Pay-Per-Event (PPE): $0.0004 per vector ($0.40 per 1,000 vectors).

This is the actor's platform fee only. You also pay the vector database provider (Pinecone or Qdrant) directly via your own account.

Content SizeApprox. VectorsActor FeeNotes
Single blog post10-20$0.004-$0.008Typical small doc
10-page website50-100$0.02-$0.04Standard site
100-page docs site500-1,000$0.20-$0.40Documentation portal
Large knowledge base5,000-10,000$2.00-$4.00Enterprise scale

Troubleshooting

  • "API key is required": Provide your Pinecone or Qdrant API key in the api_key field
  • "Invalid provider": Must be "pinecone" or "qdrant"
  • "Index/collection name is required": Provide the name of your Pinecone index or Qdrant collection
  • "Invalid Qdrant cluster URL": Must match https://{cluster}.cloud.qdrant.io:6333 pattern
  • "No input provided": Supply either dataset_id or vectors
  • "API key is invalid or expired": Your provider key was rejected. Verify it in your Pinecone/Qdrant dashboard
  • "Could not resolve host for Pinecone index": The index name doesn't exist in your Pinecone project
  • "Failed after 3 attempts": Transient API error. Try again, or reduce batch_size
  • "No items with valid 'embedding' arrays": Dataset items must have an embedding field with a non-empty float array

License

See LICENSE file for details.


MCP Integration

This actor works as an MCP tool through Apify's hosted MCP server. No custom server needed.

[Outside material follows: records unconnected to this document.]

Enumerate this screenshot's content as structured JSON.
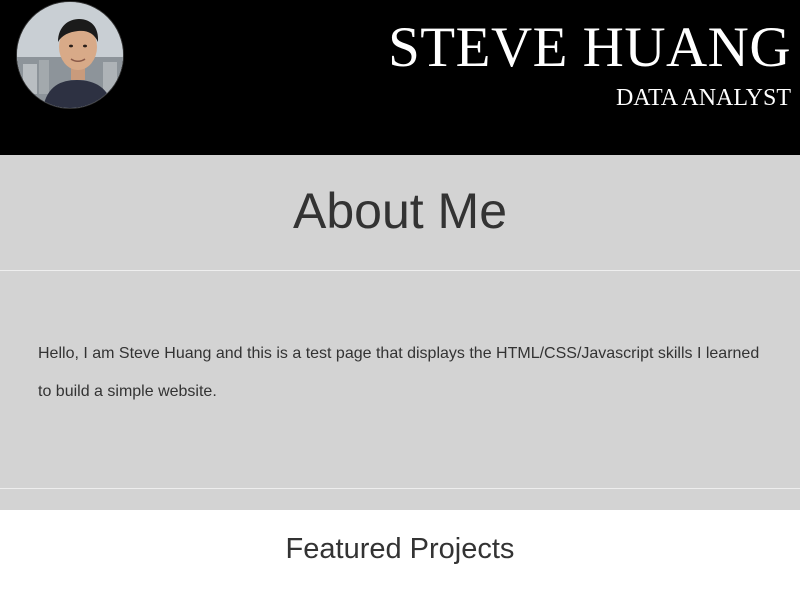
{
  "header": {
    "name": "STEVE HUANG",
    "role": "DATA ANALYST",
    "avatar_alt": "profile photo"
  },
  "about": {
    "title": "About Me",
    "text": "Hello, I am Steve Huang and this is a test page that displays the HTML/CSS/Javascript skills I learned to build a simple website."
  },
  "featured": {
    "title": "Featured Projects"
  },
  "colors": {
    "header_bg": "#000000",
    "about_bg": "#d3d3d3",
    "text": "#333333"
  }
}
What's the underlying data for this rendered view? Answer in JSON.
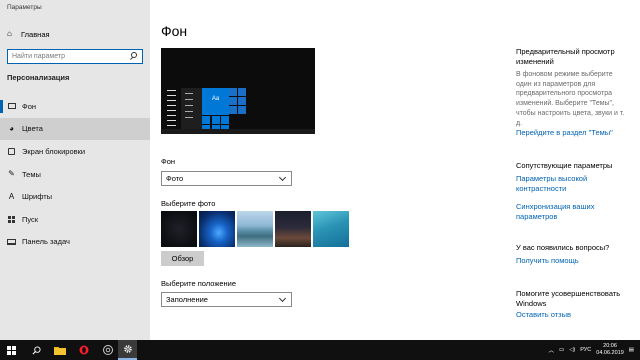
{
  "window": {
    "title": "Параметры"
  },
  "sidebar": {
    "home_label": "Главная",
    "search_placeholder": "Найти параметр",
    "section_title": "Персонализация",
    "items": [
      {
        "label": "Фон",
        "icon": "image-icon"
      },
      {
        "label": "Цвета",
        "icon": "palette-icon"
      },
      {
        "label": "Экран блокировки",
        "icon": "lock-screen-icon"
      },
      {
        "label": "Темы",
        "icon": "brush-icon"
      },
      {
        "label": "Шрифты",
        "icon": "font-icon"
      },
      {
        "label": "Пуск",
        "icon": "start-icon"
      },
      {
        "label": "Панель задач",
        "icon": "taskbar-icon"
      }
    ]
  },
  "main": {
    "title": "Фон",
    "preview_tile_label": "Aa",
    "background_label": "Фон",
    "background_value": "Фото",
    "choose_photo_label": "Выберите фото",
    "browse_button": "Обзор",
    "fit_label": "Выберите положение",
    "fit_value": "Заполнение"
  },
  "right": {
    "preview_heading": "Предварительный просмотр изменений",
    "preview_text": "В фоновом режиме выберите один из параметров для предварительного просмотра изменений. Выберите \"Темы\", чтобы настроить цвета, звуки и т. д.",
    "themes_link": "Перейдите в раздел \"Темы\"",
    "related_heading": "Сопутствующие параметры",
    "high_contrast_link": "Параметры высокой контрастности",
    "sync_link": "Синхронизация ваших параметров",
    "question_heading": "У вас появились вопросы?",
    "help_link": "Получить помощь",
    "improve_heading": "Помогите усовершенствовать Windows",
    "feedback_link": "Оставить отзыв"
  },
  "taskbar": {
    "language": "РУС",
    "time": "20:06",
    "date": "04.06.2019"
  },
  "colors": {
    "accent": "#0063b1",
    "sidebar_bg": "#e6e6e6",
    "taskbar_bg": "#101010"
  }
}
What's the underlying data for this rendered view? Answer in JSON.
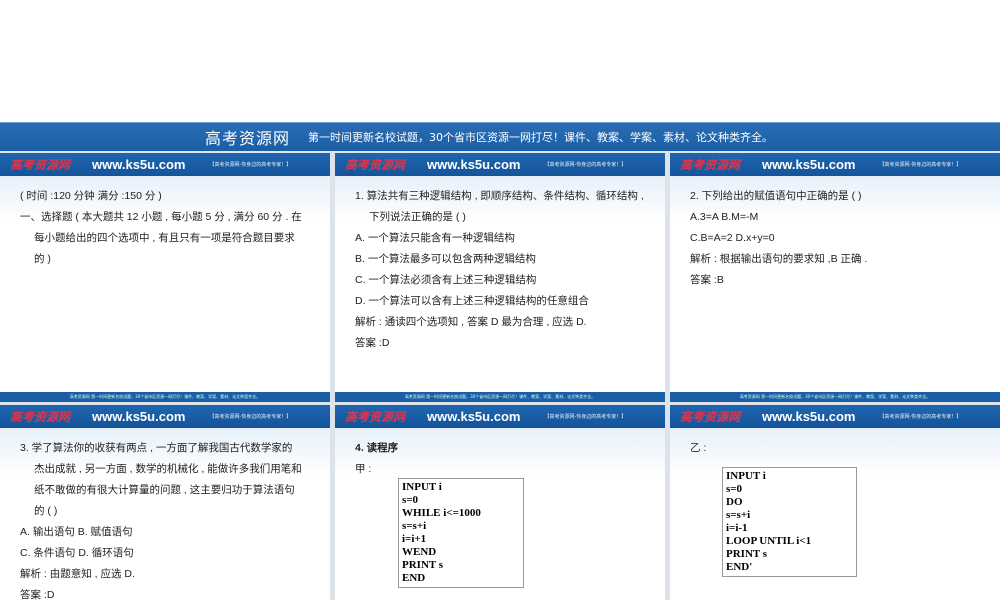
{
  "banner": {
    "title": "高考资源网",
    "slogan": "第一时间更新名校试题，30个省市区资源一网打尽！课件、教案、学案、素材、论文种类齐全。"
  },
  "slide_header": {
    "logo": "高考资源网",
    "url": "www.ks5u.com",
    "tagline": "【高考资源网-你身边的高考专家！】"
  },
  "slide_footer": "高考资源网  第一时间更新名校试题，30个省市区资源一网打尽！课件、教案、学案、素材、论文种类齐全。",
  "slides": [
    {
      "lines": [
        "( 时间 :120 分钟    满分 :150 分 )",
        "一、选择题 ( 本大题共 12 小题 , 每小题 5 分 , 满分 60 分 . 在",
        "每小题给出的四个选项中 , 有且只有一项是符合题目要求",
        "的 )"
      ]
    },
    {
      "lines": [
        "1. 算法共有三种逻辑结构 , 即顺序结构、条件结构、循环结构 ,",
        "下列说法正确的是 (    )",
        "A. 一个算法只能含有一种逻辑结构",
        "B. 一个算法最多可以包含两种逻辑结构",
        "C. 一个算法必须含有上述三种逻辑结构",
        "D. 一个算法可以含有上述三种逻辑结构的任意组合",
        "解析 : 通读四个选项知 , 答案 D 最为合理 , 应选 D.",
        "答案 :D"
      ]
    },
    {
      "lines": [
        "2. 下列给出的赋值语句中正确的是 (    )",
        "A.3=A                  B.M=-M",
        "C.B=A=2           D.x+y=0",
        "解析 : 根据输出语句的要求知 ,B 正确 .",
        "答案 :B"
      ]
    },
    {
      "lines": [
        "3. 学了算法你的收获有两点 , 一方面了解我国古代数学家的",
        "杰出成就 , 另一方面 , 数学的机械化 , 能做许多我们用笔和",
        "纸不敢做的有很大计算量的问题 , 这主要归功于算法语句",
        "的 (    )",
        "A. 输出语句        B. 赋值语句",
        "C. 条件语句        D. 循环语句",
        "解析 : 由题意知 , 应选 D.",
        "答案 :D"
      ]
    },
    {
      "title": "4. 读程序",
      "label": "甲 :",
      "code": [
        "INPUT  i",
        "s=0",
        "WHILE  i<=1000",
        "s=s+i",
        "i=i+1",
        "WEND",
        "PRINT  s",
        "END"
      ]
    },
    {
      "label": "乙 :",
      "code": [
        "INPUT  i",
        "s=0",
        "DO",
        "s=s+i",
        "i=i-1",
        "LOOP UNTIL  i<1",
        "PRINT  s",
        "END'"
      ]
    }
  ]
}
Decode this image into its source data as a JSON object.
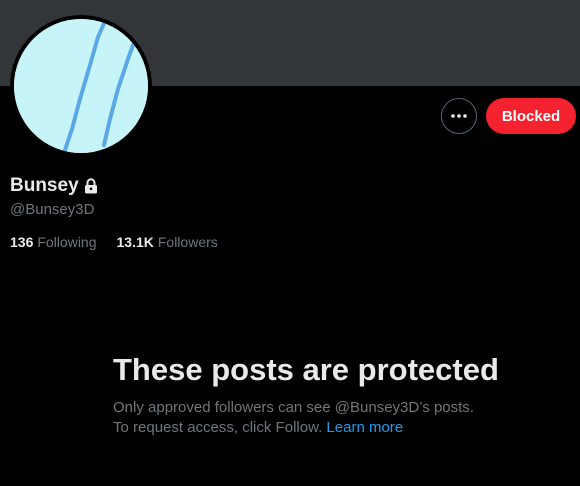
{
  "profile": {
    "display_name": "Bunsey",
    "handle": "@Bunsey3D",
    "protected_icon": "lock-icon",
    "avatar_color": "#c7f4f8"
  },
  "actions": {
    "more_icon": "more-dots-icon",
    "blocked_label": "Blocked",
    "blocked_color": "#f4212e"
  },
  "stats": {
    "following_count": "136",
    "following_label": "Following",
    "followers_count": "13.1K",
    "followers_label": "Followers"
  },
  "protected_notice": {
    "title": "These posts are protected",
    "line1": "Only approved followers can see @Bunsey3D’s posts.",
    "line2": "To request access, click Follow.",
    "link": "Learn more",
    "link_color": "#1d9bf0"
  }
}
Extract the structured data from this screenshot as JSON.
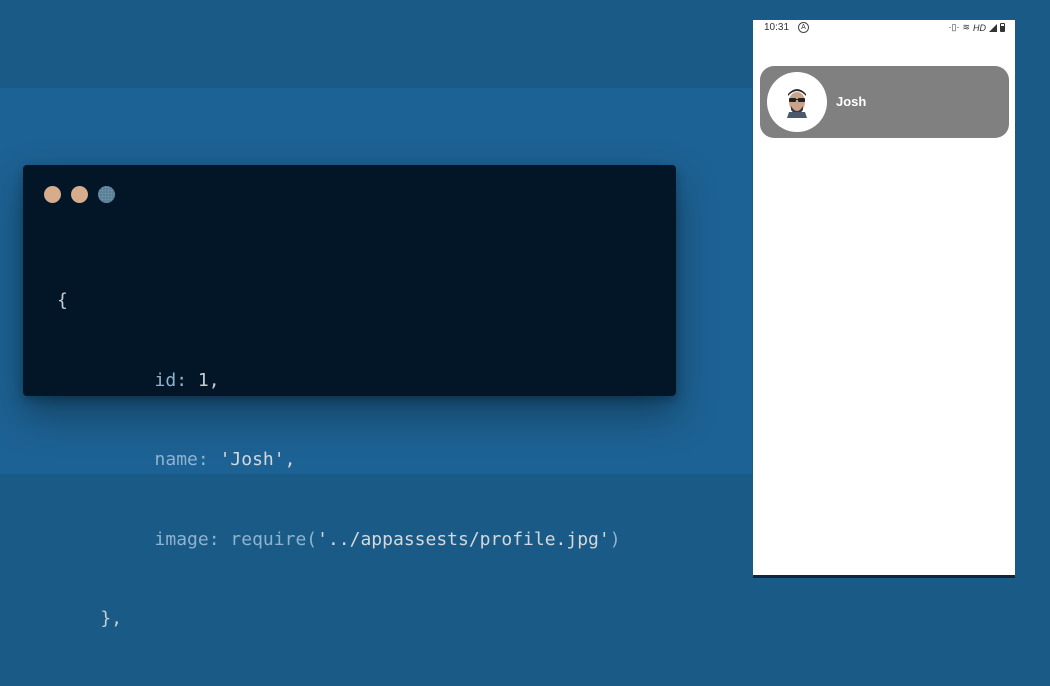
{
  "colors": {
    "background": "#1a5a86",
    "band": "#1d6294",
    "code_window_bg": "#021628",
    "dot_1": "#d6ac8c",
    "dot_2": "#d6ac8c",
    "dot_3": "#5a7f95",
    "card_bg": "#808080"
  },
  "code": {
    "lines": [
      "{",
      "id: 1,",
      "name: 'Josh',",
      "image: require('../appassests/profile.jpg')",
      "},"
    ],
    "tokens": {
      "open_brace": "{",
      "id_key": "id:",
      "id_val": "1,",
      "name_key": "name:",
      "name_val": "'Josh',",
      "image_key": "image:",
      "image_fn": "require(",
      "image_val": "'../appassests/profile.jpg'",
      "image_close": ")",
      "close": "},"
    }
  },
  "phone": {
    "status_bar": {
      "time": "10:31",
      "hd_label": "HD"
    },
    "card": {
      "name": "Josh",
      "avatar_icon": "profile-avatar-icon"
    }
  }
}
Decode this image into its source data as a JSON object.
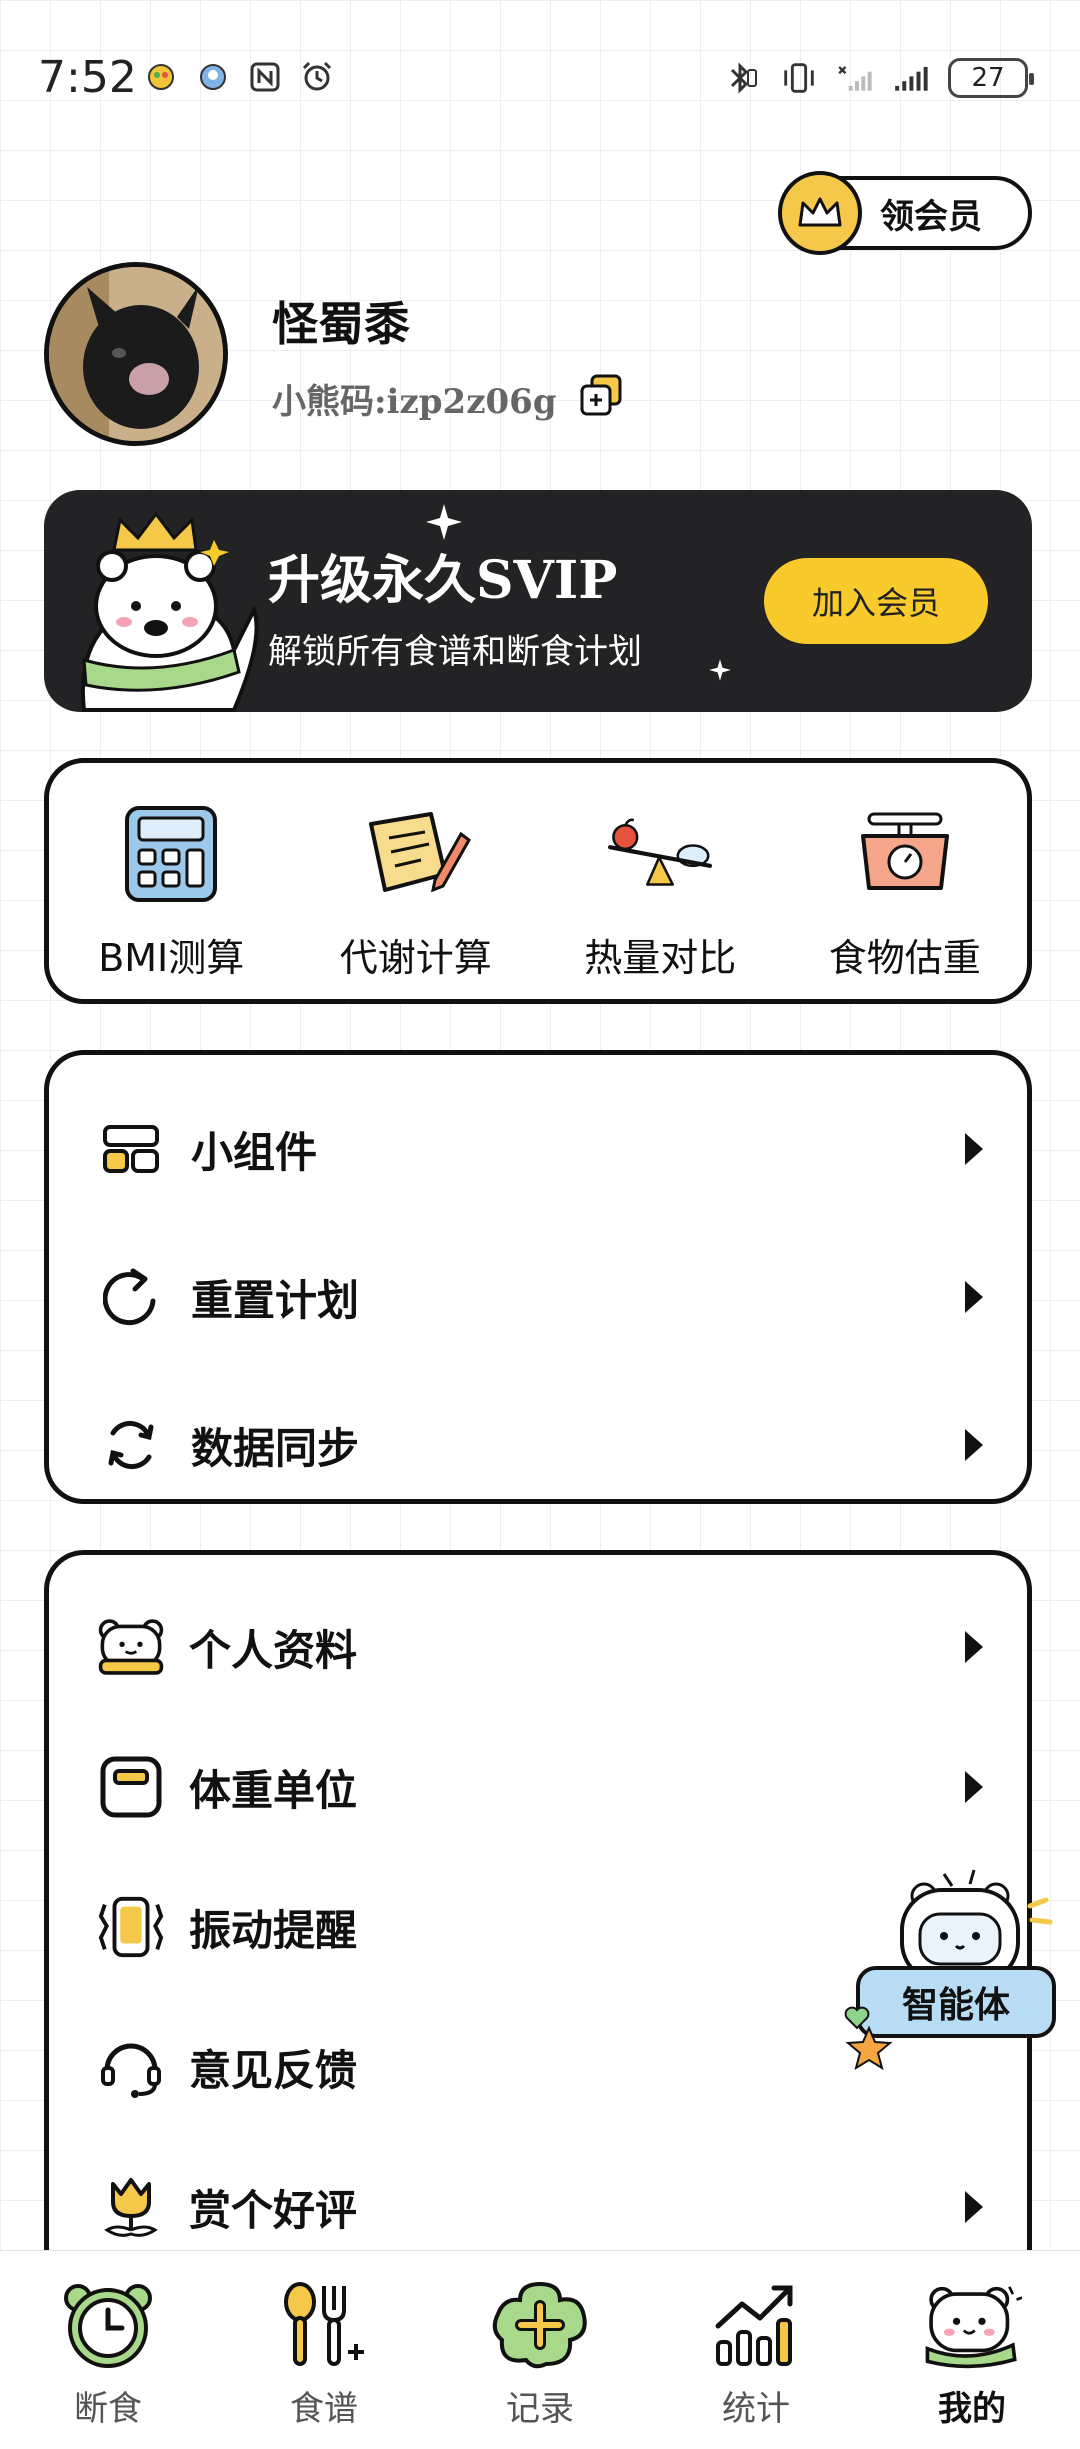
{
  "status_bar": {
    "time": "7:52",
    "battery": "27"
  },
  "vip_pill": {
    "label": "领会员"
  },
  "profile": {
    "name": "怪蜀黍",
    "code": "小熊码:izp2z06g"
  },
  "svip_banner": {
    "title": "升级永久SVIP",
    "subtitle": "解锁所有食谱和断食计划",
    "button": "加入会员"
  },
  "tools": [
    {
      "label": "BMI测算",
      "icon": "calculator-icon"
    },
    {
      "label": "代谢计算",
      "icon": "scroll-pen-icon"
    },
    {
      "label": "热量对比",
      "icon": "seesaw-icon"
    },
    {
      "label": "食物估重",
      "icon": "scale-icon"
    }
  ],
  "menu_group_1": [
    {
      "label": "小组件",
      "icon": "widget-icon"
    },
    {
      "label": "重置计划",
      "icon": "reset-icon"
    },
    {
      "label": "数据同步",
      "icon": "sync-icon"
    }
  ],
  "menu_group_2": [
    {
      "label": "个人资料",
      "icon": "bear-profile-icon"
    },
    {
      "label": "体重单位",
      "icon": "weight-unit-icon"
    },
    {
      "label": "振动提醒",
      "icon": "vibrate-icon"
    },
    {
      "label": "意见反馈",
      "icon": "headset-icon"
    },
    {
      "label": "赏个好评",
      "icon": "tulip-icon"
    }
  ],
  "agent": {
    "label": "智能体"
  },
  "bottom_nav": [
    {
      "label": "断食",
      "icon": "clock-icon"
    },
    {
      "label": "食谱",
      "icon": "utensils-icon"
    },
    {
      "label": "记录",
      "icon": "plus-icon"
    },
    {
      "label": "统计",
      "icon": "chart-icon"
    },
    {
      "label": "我的",
      "icon": "bear-face-icon",
      "active": true
    }
  ],
  "colors": {
    "accent_yellow": "#f8ca2b",
    "banner_dark": "#232325",
    "agent_blue": "#b9dcf5"
  }
}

  • Endpoint: https://mcp.apify.com?tools=labrat011/rag-vector-store-writer
  • Auth: Authorization: Bearer <APIFY_TOKEN>
  • Transport: Streamable HTTP
  • Works with: Claude Desktop, Cursor, VS Code, Windsurf, Warp, Gemini CLI

Example MCP config (Claude Desktop / Cursor):

{
"mcpServers": {
"rag-vector-store-writer": {
"url": "https://mcp.apify.com?tools=labrat011/rag-vector-store-writer",
"headers": {
"Authorization": "Bearer <APIFY_TOKEN>"
}
}
}
}

AI agents can use this actor to write embedding vectors to Pinecone or Qdrant, build vector indexes, and populate RAG knowledge bases -- all as a callable MCP tool.